Por eso es necesario pensar que la superioridad moral que se asignan a sí mismos, es el síntoma que impide aceptar sus incapacidades y sus deshonestidades, es una forma de proyectar fuera de sí sus lugares oscuros, todo lo que consideran abyecto. Hay un “otro” al que se asigna el conjunto de los disvalores medidos desde este horizonte de sentido: la corrupción, la ineficiencia, la deshonestidad, la indolencia o la ignorancia. A ese “otro” también le cabe una estética opuesta a la que se pretende para sí: la de lo grotesco, lo informe, lo multitudinario y lo oscuro.

¿Qué es lo que esconde esa pretendida superioridad moral? Sobre todo una profunda impotencia para crear nuevos horizontes de sentido a partir de las propias oscuridades. Es falso que elijan la honestidad y el esfuerzo sostenido, más bien se instalan en la ciénaga de la repetición portando esas banderas como única fachada aceptable. Todo el “esfuerzo” está puesto en no explorar la propia abyección.

Es la fragilidad del orden que pretenden sostener lo que signa el miedo al desmoronamiento político de los referentes que comparten esa misma impotencia. Ante este temor, producto de un resquebrajamiento de los pilares que mantienen el horizonte de sentido dentro del que comprenden su vida, no hay datos económicos, políticos o judiciales que valga la pena oponer. En este sentido, la invitación que ha hecho el Presidente a sus votantes antes de las elecciones, para que confirmen su posición política más allá de posibles argumentos es de una coherencia palmaria.

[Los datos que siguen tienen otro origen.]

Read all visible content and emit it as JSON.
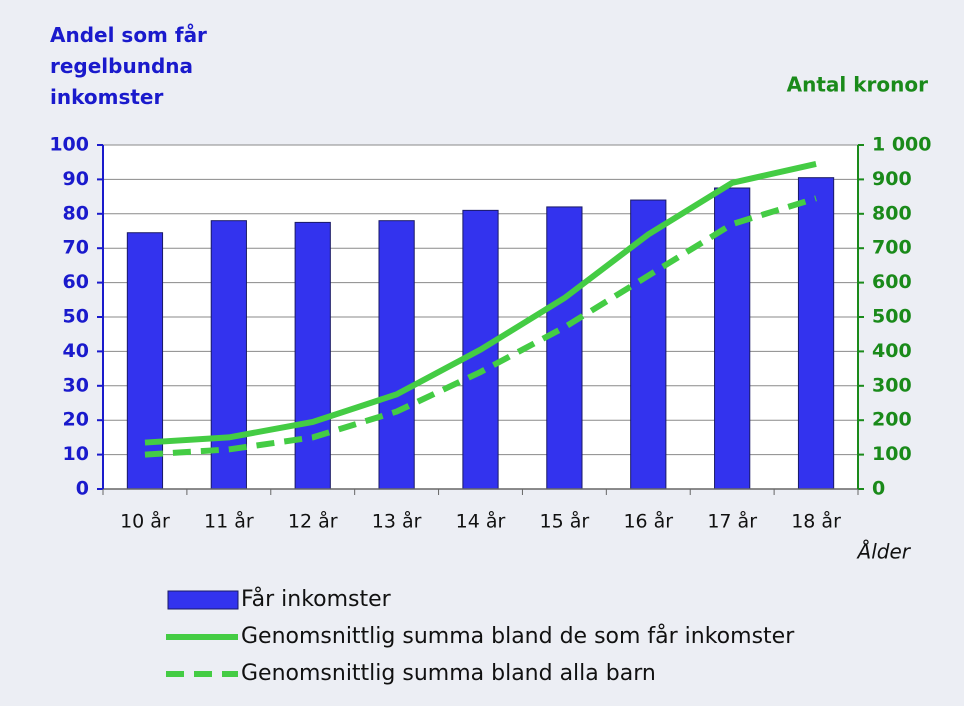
{
  "chart_data": {
    "type": "bar",
    "ylabel": "Andel som får regelbundna inkomster",
    "y2label": "Antal kronor",
    "xlabel": "Ålder",
    "categories": [
      "10 år",
      "11 år",
      "12 år",
      "13 år",
      "14 år",
      "15 år",
      "16 år",
      "17 år",
      "18 år"
    ],
    "series": [
      {
        "name": "Får inkomster",
        "type": "bar",
        "color": "#3333ee",
        "values": [
          74.5,
          78,
          77.5,
          78,
          81,
          82,
          84,
          87.5,
          90.5
        ]
      },
      {
        "name": "Genomsnittlig summa bland de som får inkomster",
        "type": "line",
        "axis": "y2",
        "dashed": false,
        "color": "#44cc44",
        "values": [
          135,
          150,
          195,
          275,
          405,
          555,
          740,
          890,
          945
        ]
      },
      {
        "name": "Genomsnittlig summa bland alla barn",
        "type": "line",
        "axis": "y2",
        "dashed": true,
        "color": "#44cc44",
        "values": [
          100,
          115,
          150,
          225,
          340,
          470,
          620,
          770,
          845
        ]
      }
    ],
    "ylim": [
      0,
      100
    ],
    "yticks": [
      0,
      10,
      20,
      30,
      40,
      50,
      60,
      70,
      80,
      90,
      100
    ],
    "y2lim": [
      0,
      1000
    ],
    "y2ticks": [
      0,
      100,
      200,
      300,
      400,
      500,
      600,
      700,
      800,
      900,
      {
        "value": 1000,
        "label": "1 000"
      }
    ],
    "grid": true
  }
}
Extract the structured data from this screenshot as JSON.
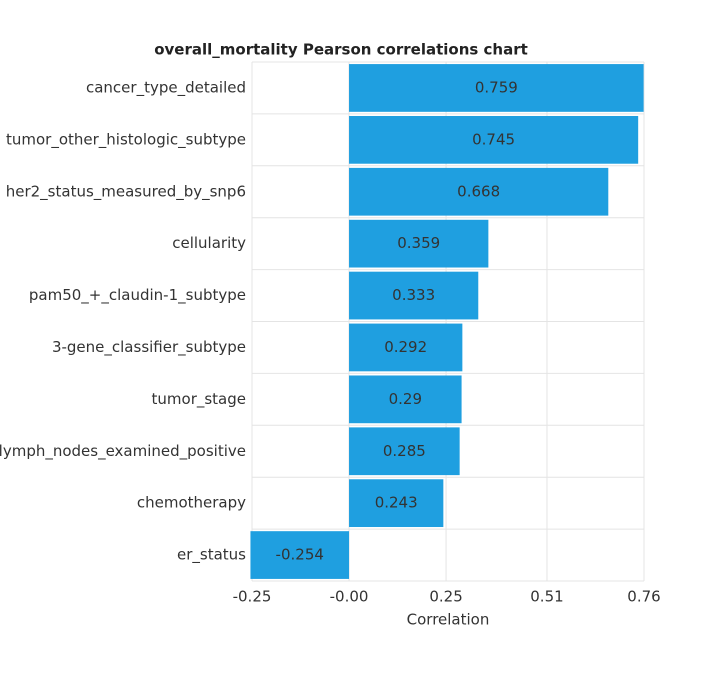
{
  "chart_data": {
    "type": "barh",
    "title": "overall_mortality Pearson correlations chart",
    "x_label": "Correlation",
    "categories": [
      "cancer_type_detailed",
      "tumor_other_histologic_subtype",
      "her2_status_measured_by_snp6",
      "cellularity",
      "pam50_+_claudin-1_subtype",
      "3-gene_classifier_subtype",
      "tumor_stage",
      "lymph_nodes_examined_positive",
      "chemotherapy",
      "er_status"
    ],
    "values": [
      0.759,
      0.745,
      0.668,
      0.359,
      0.333,
      0.292,
      0.29,
      0.285,
      0.243,
      -0.254
    ],
    "color": "#1f9fe0",
    "xlim": [
      -0.25,
      0.76
    ],
    "xticks": [
      -0.25,
      {
        "value": 0,
        "label": "-0.00"
      },
      0.25,
      0.51,
      0.76
    ],
    "grid": true
  }
}
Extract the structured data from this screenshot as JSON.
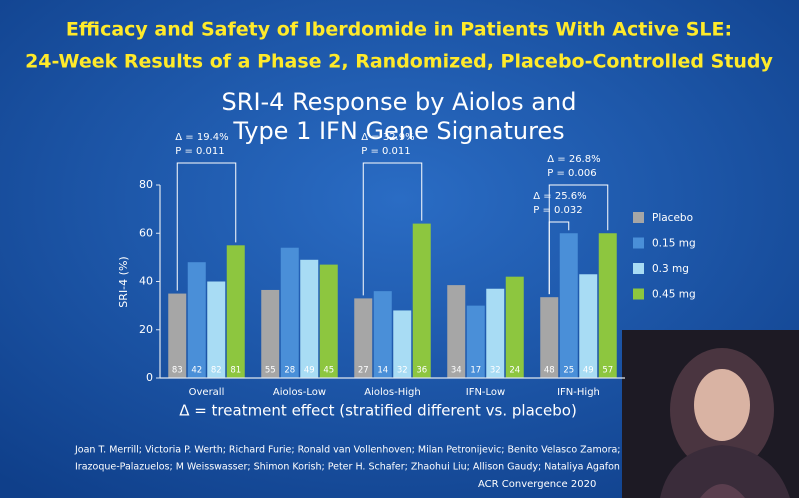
{
  "header": {
    "title_lines": [
      "Efficacy and Safety of Iberdomide in Patients With Active SLE:",
      "24-Week Results of a Phase 2, Randomized, Placebo-Controlled Study"
    ]
  },
  "chart_data": {
    "type": "bar",
    "title_lines": [
      "SRI-4 Response by Aiolos and",
      "Type 1 IFN Gene Signatures"
    ],
    "y_label": "SRI-4 (%)",
    "x_note": "Δ = treatment effect (stratified different vs. placebo)",
    "categories": [
      "Overall",
      "Aiolos-Low",
      "Aiolos-High",
      "IFN-Low",
      "IFN-High"
    ],
    "ylim": [
      0,
      80
    ],
    "yticks": [
      0,
      20,
      40,
      60,
      80
    ],
    "grid": false,
    "legend": "right",
    "series": [
      {
        "name": "Placebo",
        "color": "#a6a6a6",
        "values": [
          35,
          36.5,
          33,
          38.5,
          33.5
        ],
        "n": [
          "83",
          "55",
          "27",
          "34",
          "48"
        ]
      },
      {
        "name": "0.15 mg",
        "color": "#4a8fd8",
        "values": [
          48,
          54,
          36,
          30,
          60
        ],
        "n": [
          "42",
          "28",
          "14",
          "17",
          "25"
        ]
      },
      {
        "name": "0.3 mg",
        "color": "#a8dcf4",
        "values": [
          40,
          49,
          28,
          37,
          43
        ],
        "n": [
          "82",
          "49",
          "32",
          "32",
          "49"
        ]
      },
      {
        "name": "0.45 mg",
        "color": "#8dc63f",
        "values": [
          55,
          47,
          64,
          42,
          60
        ],
        "n": [
          "81",
          "45",
          "36",
          "24",
          "57"
        ]
      }
    ],
    "annotations": [
      {
        "delta": "Δ = 19.4%",
        "p": "P = 0.011"
      },
      {
        "delta": "Δ = 32.9%",
        "p": "P = 0.011"
      },
      {
        "delta": "Δ = 25.6%",
        "p": "P = 0.032"
      },
      {
        "delta": "Δ = 26.8%",
        "p": "P = 0.006"
      }
    ]
  },
  "footer": {
    "authors": [
      "Joan T. Merrill;  Victoria P. Werth;  Richard Furie;  Ronald van Vollenhoven;  Milan Petronijevic;  Benito Velasco Zamora;  Mar",
      "Irazoque-Palazuelos;  M Weisswasser;  Shimon Korish;  Peter H. Schafer;  Zhaohui Liu;  Allison Gaudy;  Nataliya Agafon"
    ],
    "conference": "ACR Convergence 2020"
  }
}
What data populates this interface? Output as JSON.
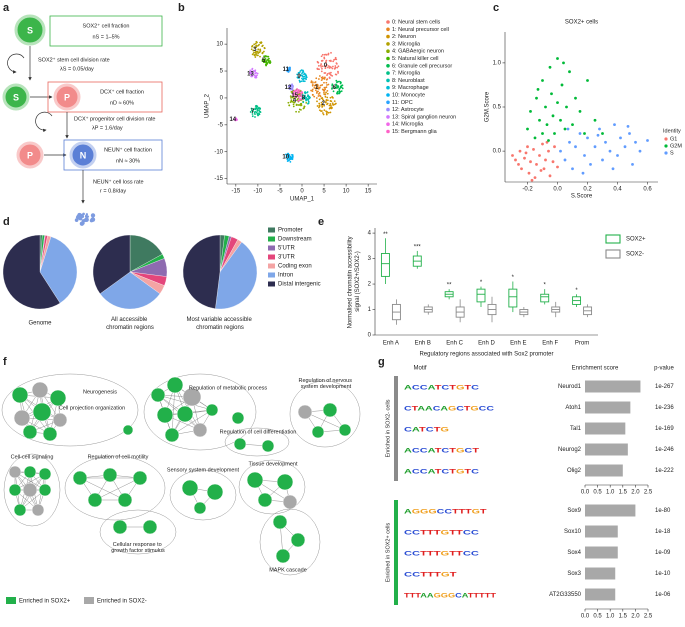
{
  "panel_labels": [
    "a",
    "b",
    "c",
    "d",
    "e",
    "f",
    "g"
  ],
  "diagram_a": {
    "nodes": [
      "S",
      "S",
      "P",
      "P",
      "N"
    ],
    "boxes": [
      {
        "title": "SOX2⁺ cell fraction",
        "value": "nS = 1–5%"
      },
      {
        "title": "DCX⁺ cell fraction",
        "value": "nD ≈ 60%"
      },
      {
        "title": "NEUN⁺ cell fraction",
        "value": "nN ≈ 30%"
      }
    ],
    "rates": [
      {
        "title": "SOX2⁺ stem cell division rate",
        "value": "λS = 0.05/day"
      },
      {
        "title": "DCX⁺ progenitor cell division rate",
        "value": "λP = 1.6/day"
      },
      {
        "title": "NEUN⁺ cell loss rate",
        "value": "r = 0.8/day"
      }
    ]
  },
  "chart_data": [
    {
      "type": "cluster",
      "xlabel": "UMAP_1",
      "ylabel": "UMAP_2",
      "categories": [
        "0: Neural stem cells",
        "1: Neural precursor cell",
        "2: Neuron",
        "3: Microglia",
        "4: GABAergic neuron",
        "5: Natural killer cell",
        "6: Granule cell precursor",
        "7: Microglia",
        "8: Neuroblast",
        "9: Macrophage",
        "10: Monocyte",
        "11: OPC",
        "12: Astrocyte",
        "13: Spiral ganglion neuron",
        "14: Microglia",
        "15: Bergmann glia"
      ],
      "point_labels": [
        "0",
        "1",
        "2",
        "3",
        "4",
        "5",
        "6",
        "7",
        "8",
        "9",
        "10",
        "11",
        "12",
        "13",
        "14",
        "15"
      ],
      "x": [
        6,
        4,
        5.5,
        -10,
        -1,
        -8,
        8,
        -10.5,
        1,
        0,
        -3,
        -3,
        -2.5,
        -11,
        -15,
        -1
      ],
      "values": [
        6,
        2,
        -1,
        9,
        -0.5,
        7,
        2,
        -2.5,
        0,
        4,
        -11,
        5.3,
        2,
        4.5,
        -4,
        0.5
      ],
      "colors": [
        "#f8766d",
        "#e7851e",
        "#d09400",
        "#b2a100",
        "#89ac00",
        "#45b500",
        "#00bc51",
        "#00c087",
        "#00c0b2",
        "#00bcd6",
        "#00b3f2",
        "#29a3ff",
        "#9c8dff",
        "#d277ff",
        "#f166e8",
        "#ff61c7"
      ],
      "xlim": [
        -17,
        17
      ],
      "ylim": [
        -16,
        13
      ],
      "xticks": [
        -15,
        -10,
        -5,
        0,
        5,
        10,
        15
      ],
      "yticks": [
        -15,
        -10,
        -5,
        0,
        5,
        10
      ]
    },
    {
      "type": "scatter",
      "title": "SOX2+ cells",
      "xlabel": "S.Score",
      "ylabel": "G2M.Score",
      "legend_title": "Identity",
      "series": [
        {
          "name": "G1",
          "color": "#f8766d",
          "x": [
            -0.3,
            -0.28,
            -0.25,
            -0.24,
            -0.22,
            -0.2,
            -0.19,
            -0.18,
            -0.16,
            -0.15,
            -0.14,
            -0.12,
            -0.1,
            -0.09,
            -0.08,
            -0.06,
            -0.05,
            -0.03,
            -0.02,
            0.0,
            -0.26,
            -0.21,
            -0.17,
            -0.11,
            -0.07
          ],
          "values": [
            -0.05,
            -0.1,
            0.0,
            -0.2,
            -0.08,
            0.05,
            -0.25,
            -0.12,
            0.02,
            -0.3,
            -0.15,
            -0.05,
            0.08,
            -0.2,
            -0.1,
            0.0,
            -0.28,
            -0.12,
            0.05,
            -0.18,
            -0.15,
            -0.02,
            -0.33,
            -0.22,
            0.1
          ]
        },
        {
          "name": "G2M",
          "color": "#00ba38",
          "x": [
            -0.2,
            -0.18,
            -0.15,
            -0.14,
            -0.12,
            -0.1,
            -0.1,
            -0.08,
            -0.07,
            -0.05,
            -0.04,
            -0.03,
            -0.02,
            0.0,
            0.0,
            0.02,
            0.03,
            0.05,
            0.06,
            0.08,
            0.1,
            0.12,
            0.15,
            0.18,
            0.2,
            0.25,
            0.3,
            -0.13,
            -0.06,
            0.04
          ],
          "values": [
            0.25,
            0.45,
            0.15,
            0.6,
            0.35,
            0.2,
            0.8,
            0.5,
            0.3,
            0.95,
            0.65,
            0.4,
            0.2,
            1.05,
            0.55,
            0.35,
            0.75,
            0.25,
            0.5,
            0.9,
            0.3,
            0.6,
            0.45,
            0.2,
            0.8,
            0.35,
            0.2,
            0.7,
            0.12,
            1.0
          ]
        },
        {
          "name": "S",
          "color": "#619cff",
          "x": [
            0.02,
            0.05,
            0.08,
            0.1,
            0.12,
            0.15,
            0.18,
            0.2,
            0.22,
            0.25,
            0.28,
            0.3,
            0.32,
            0.35,
            0.38,
            0.4,
            0.42,
            0.45,
            0.48,
            0.5,
            0.52,
            0.55,
            0.6,
            0.07,
            0.17,
            0.27,
            0.37,
            0.47
          ],
          "values": [
            0.0,
            -0.1,
            0.1,
            -0.2,
            0.05,
            0.2,
            -0.05,
            0.15,
            -0.15,
            0.05,
            0.25,
            -0.1,
            0.1,
            0.0,
            0.3,
            -0.05,
            0.15,
            0.05,
            0.2,
            -0.15,
            0.1,
            0.0,
            0.12,
            0.25,
            -0.25,
            0.18,
            -0.2,
            0.28
          ]
        }
      ],
      "xlim": [
        -0.35,
        0.67
      ],
      "ylim": [
        -0.35,
        1.35
      ],
      "xticks": [
        -0.2,
        {
          "value": 0,
          "label": "0.0"
        },
        0.2,
        0.4,
        0.6
      ],
      "yticks": [
        {
          "value": 0,
          "label": "0.0"
        },
        0.5,
        {
          "value": 1,
          "label": "1.0"
        }
      ]
    },
    {
      "type": "pie",
      "categories": [
        "Promoter",
        "Downstream",
        "5'UTR",
        "3'UTR",
        "Coding exon",
        "Intron",
        "Distal intergenic"
      ],
      "colors": [
        "#3f7a60",
        "#22b04a",
        "#8e6bb0",
        "#e4467b",
        "#f4a4a4",
        "#7fa7e8",
        "#2d2d4f"
      ],
      "series": [
        {
          "name": "Genome",
          "values": [
            1,
            1,
            0.3,
            1,
            1.5,
            36,
            59
          ]
        },
        {
          "name": "All accessible chromatin regions",
          "values": [
            17,
            2,
            8,
            4,
            4,
            30,
            35
          ]
        },
        {
          "name": "Most variable accessible chromatin regions",
          "values": [
            2,
            2,
            1,
            3,
            2,
            42,
            48
          ]
        }
      ]
    },
    {
      "type": "box",
      "ylabel": "Normalised chromatin accessibility signal (SOX2+/SOX2-)",
      "xlabel": "Regulatory regions associated with Sox2 promoter",
      "categories": [
        "Enh A",
        "Enh B",
        "Enh C",
        "Enh D",
        "Enh E",
        "Enh F",
        "Prom"
      ],
      "significance": [
        "**",
        "***",
        "**",
        "*",
        "*",
        "*",
        "*"
      ],
      "series": [
        {
          "name": "SOX2+",
          "color": "#22b04a",
          "min": [
            2.0,
            2.6,
            1.4,
            1.1,
            0.9,
            1.2,
            1.1
          ],
          "q1": [
            2.3,
            2.7,
            1.5,
            1.3,
            1.1,
            1.3,
            1.2
          ],
          "median": [
            2.8,
            2.9,
            1.6,
            1.6,
            1.5,
            1.5,
            1.35
          ],
          "q3": [
            3.2,
            3.1,
            1.7,
            1.8,
            1.8,
            1.6,
            1.5
          ],
          "max": [
            3.8,
            3.3,
            1.8,
            1.9,
            2.1,
            1.8,
            1.6
          ]
        },
        {
          "name": "SOX2-",
          "color": "#8a8a8a",
          "min": [
            0.4,
            0.8,
            0.5,
            0.5,
            0.7,
            0.7,
            0.7
          ],
          "q1": [
            0.6,
            0.9,
            0.7,
            0.8,
            0.8,
            0.9,
            0.8
          ],
          "median": [
            0.9,
            1.0,
            0.9,
            1.0,
            0.9,
            1.0,
            0.95
          ],
          "q3": [
            1.2,
            1.1,
            1.1,
            1.2,
            1.0,
            1.1,
            1.1
          ],
          "max": [
            1.4,
            1.2,
            1.4,
            1.5,
            1.1,
            1.3,
            1.2
          ]
        }
      ],
      "ylim": [
        0,
        4.2
      ],
      "yticks": [
        0,
        1,
        2,
        3,
        4
      ]
    },
    {
      "type": "bar",
      "group_label": "Enriched in SOX2- cells",
      "group_color": "#8a8a8a",
      "color": "#a8a8a8",
      "categories": [
        "Neurod1",
        "Atoh1",
        "Tal1",
        "Neurog2",
        "Olig2"
      ],
      "values": [
        2.2,
        1.8,
        1.6,
        1.7,
        1.5
      ],
      "p_values": [
        "1e-267",
        "1e-236",
        "1e-169",
        "1e-246",
        "1e-222"
      ],
      "motifs": [
        "ACCATCTGTC",
        "CTAACAGCTGCC",
        "CATCTG",
        "ACCATCTGCT",
        "ACCATCTGTC"
      ],
      "xlim": [
        0,
        2.5
      ],
      "xticks": [
        {
          "value": 0,
          "label": "0.0"
        },
        0.5,
        {
          "value": 1,
          "label": "1.0"
        },
        1.5,
        {
          "value": 2,
          "label": "2.0"
        },
        2.5
      ]
    },
    {
      "type": "bar",
      "group_label": "Enriched in SOX2+ cells",
      "group_color": "#22b04a",
      "color": "#a8a8a8",
      "categories": [
        "Sox9",
        "Sox10",
        "Sox4",
        "Sox3",
        "AT2G33550"
      ],
      "values": [
        2.0,
        1.3,
        1.3,
        1.2,
        1.2
      ],
      "p_values": [
        "1e-80",
        "1e-18",
        "1e-09",
        "1e-10",
        "1e-06"
      ],
      "motifs": [
        "AGGGCCTTTGT",
        "CCTTTGTTCC",
        "CCTTTGTTCC",
        "CCTTTGT",
        "TTTAAGGGCATTTTT"
      ],
      "xlim": [
        0,
        2.5
      ],
      "xticks": [
        {
          "value": 0,
          "label": "0.0"
        },
        0.5,
        {
          "value": 1,
          "label": "1.0"
        },
        1.5,
        {
          "value": 2,
          "label": "2.0"
        },
        2.5
      ]
    }
  ],
  "network_f": {
    "labels": [
      "Neurogenesis",
      "Cell projection organization",
      "Regulation of metabolic process",
      "Regulation of nervous system development",
      "Regulation of cell differentiation",
      "Cell-cell signaling",
      "Regulation of cell motility",
      "Sensory system development",
      "Tissue development",
      "Cellular response to growth factor stimulus",
      "MAPK cascade"
    ],
    "legend": [
      "Enriched in SOX2+",
      "Enriched in SOX2-"
    ]
  },
  "g_headers": [
    "Motif",
    "Enrichment score",
    "p-value"
  ]
}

Más importante que desenmascarar falsas informaciones o poner en evidencia datos que muestren que lo único que progresó en estos años fue la pauperización, es construir horizontes de sentido que tengan la fortaleza de poder transformar y revisar sus ficciones encubridoras.

Siguiendo este razonamiento, el desafío para quienes apoyamos la fórmula que encabeza Alberto Fernández en estas elecciones es claro. No se agota, por supuesto, en ganar las elecciones. Y tampoco en restaurar algunos de los daños producidos durante estos años de administración neoliberal: en la caída de salarios y jubilaciones, en la debacle de la producción de conocimiento y cultura, en el deterioro de la salud y la educación o en el avance de diversas formas de represión.

Debemos ser capaces de afrontar lo que no puede ser dicho desde nuestra posición. Lo que nos ocultamos a nosotros mismos cuando nos identificamos con una moral igualitarista que debe realizarse como justicia social. Esto implica no esconder con ficciones autocomplacientes los límites reales que tenemos a la hora de profundizar esa igualdad, como si fueran meramente coyunturales y no estructurales, como si no participáramos a la vez de la reproducción de esos límites.

Para que eso sea posible, lo abyecto tiene que dejar de ser asignado de forma exclusiva y concentrada en los opositores políticos, se lo debe reconocer, elaborar y transformar en las propias prácticas.